The weekend section of Asahi Shinbun has a fun regular feature where they present some recent surprising statistic (ok, I think it's fun; your mileage may vary). It's short and simple enough that I can read it without too much trouble. Today they displayed the total one-way commuting time for students (including university students) and workers, respectively, in the Tokyo and Osaka areas, and how it changes over time (sorry, not online; I eyeballed the numbers for the Osaka area in the graph below). The current one-way average time for students and workers is about 72 and 67 minutes around Tokyo and 76 and 63 minutes around Osaka.
The piece highlights the fact that students in fact spend more time than workers on the commute though the common perception is very much the opposite. I find two other things more interesting, though: first that my own commute, at an hour and ten minutes, is just about exactly average. And since I travel against the flow so to speak - out of the city in the morning, in again at night - I get to sit quite comfortably for most of my trip; I have nothing at all to complain about in other words.

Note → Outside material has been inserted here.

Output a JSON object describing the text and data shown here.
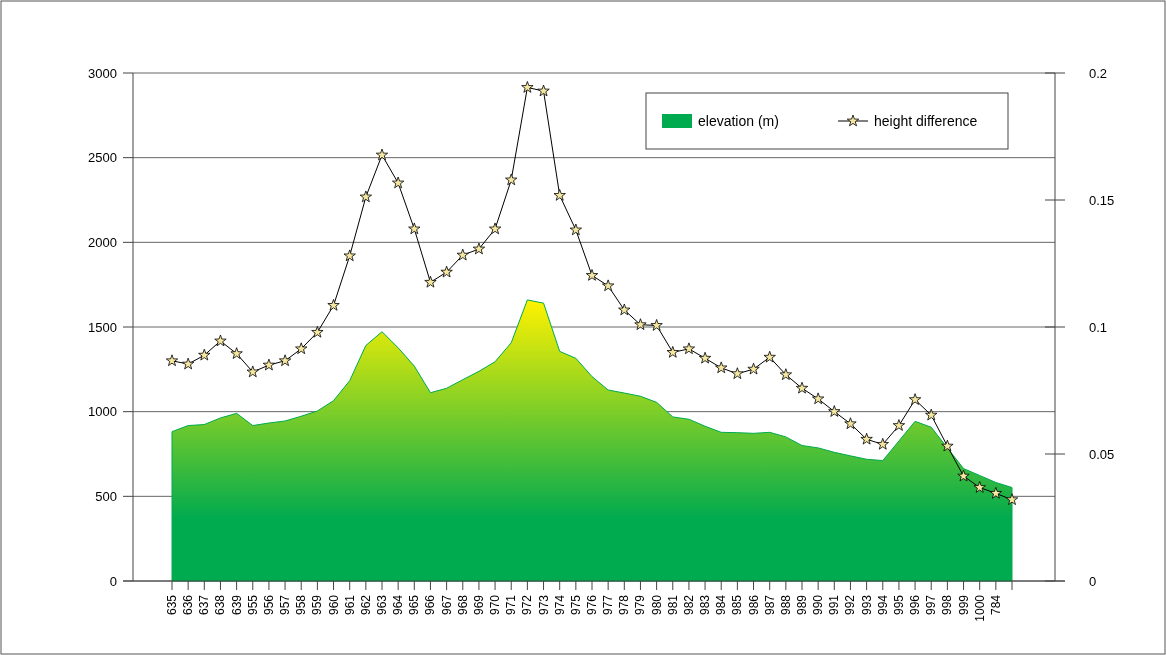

The other interesting thing is the dip in the graph. The 1995 peak coincides with the economical bubble in Japan and the subsequent dip with the recession. What, I wonder, is the actual reason for that?
It's not employment directly. The survey is the time taken for commuters, so people not commuting - like the unemployed - aren't counted. Besides, the school commute shows the same peak and dip, and I don't think school attendance swings up and down along with employment. If anything, university and trade school enrolment would tend to move in the opposite direction as people without work choose to study instead.

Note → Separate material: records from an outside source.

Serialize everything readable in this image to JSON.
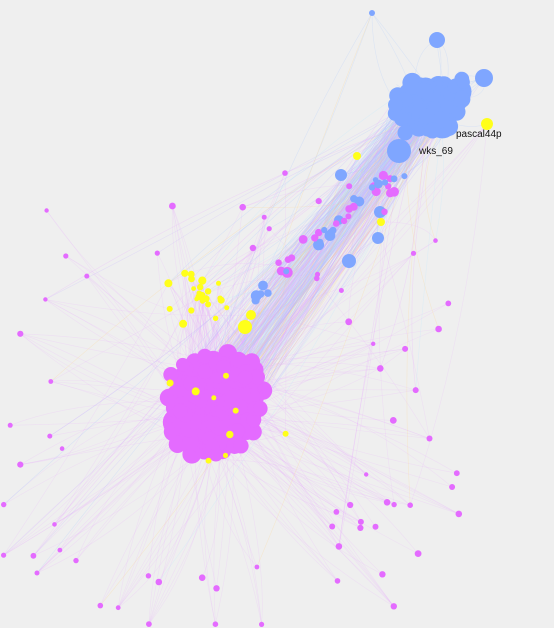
{
  "graph": {
    "background_color": "#efefef",
    "legend": [],
    "communities": [
      {
        "id": "blue-cluster",
        "color": "#7fa6ff",
        "approx_node_count": 230
      },
      {
        "id": "pink-cluster",
        "color": "#e46bff",
        "approx_node_count": 560
      }
    ],
    "highlight_color": "#ffff1a",
    "edge_colors": [
      "#c7b7ff",
      "#e9a7ff",
      "#a9c8ff",
      "#ffd48a",
      "#b9e7ff"
    ],
    "labeled_nodes": [
      {
        "id": "pascal44p",
        "label": "pascal44p",
        "community": "blue-cluster",
        "highlighted": true
      },
      {
        "id": "wks_69",
        "label": "wks_69",
        "community": "blue-cluster",
        "highlighted": false
      }
    ]
  }
}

So the distance commuted is changing, perhaps. People move closer to their workplace when economy is bad, and further away when it is good. Not impossible: move to leafy suburbs with big houses in good times, or scrimp and save in cheap company-owned dormitories in bad. The overall trend would be explained as well, with more people moving to suburbs over time. But while the underlying trend may be explained in part by this it doesn't feel like you'd see such a large effect from the bubble, recession and recovery on this short a time scale. And it's not changing to jobs closer or further away either; if anything I'd expect the average workplace to be further away in a recession, as you can't be as picky about what job you take.
So perhaps distance doesn't change but the time taken does. The government will tend to splurge on public infrastructure in down years in order to stimulate the economy - you'd get more bus lines, denser train departures and new roads, bridges and tunnels; the Japanese government is of course notorious for spending money in this manner. But then, those bridges or buses don't generally disappear again in boom years (the great thing about infrastructure is that it tends to stick around), so you wouldn't see such a neat uptick in commuting time in good years.
The final possibility - and my guess - is other commuters. With a better economy you have more people commuting. Which means more traffic congestion, full trains and delayed buses. And I suspect especially that in a boom economy more people use their car rather than public transport, something which especially in dense urban areas can actually take you longer than the subway (and longer still, of course, when stuck in a traffic jam due to all the other car-borne commuters).
So, if the trip to work or school seems to take longer than ever, be happy - things are going well overall in other words. If your commute is getting faster and smoother on the other hand, it's time to worry about job security. And if you're the only living person in sight one morning, it's time to wonder if you perhaps should have paid a bit more attention to that news flash on some radioactive giant reptile attacking the city. Remember, learning important Japanese like "怪獣" (kaijuu) may save your life one day. Or at least let you sleep late one morning.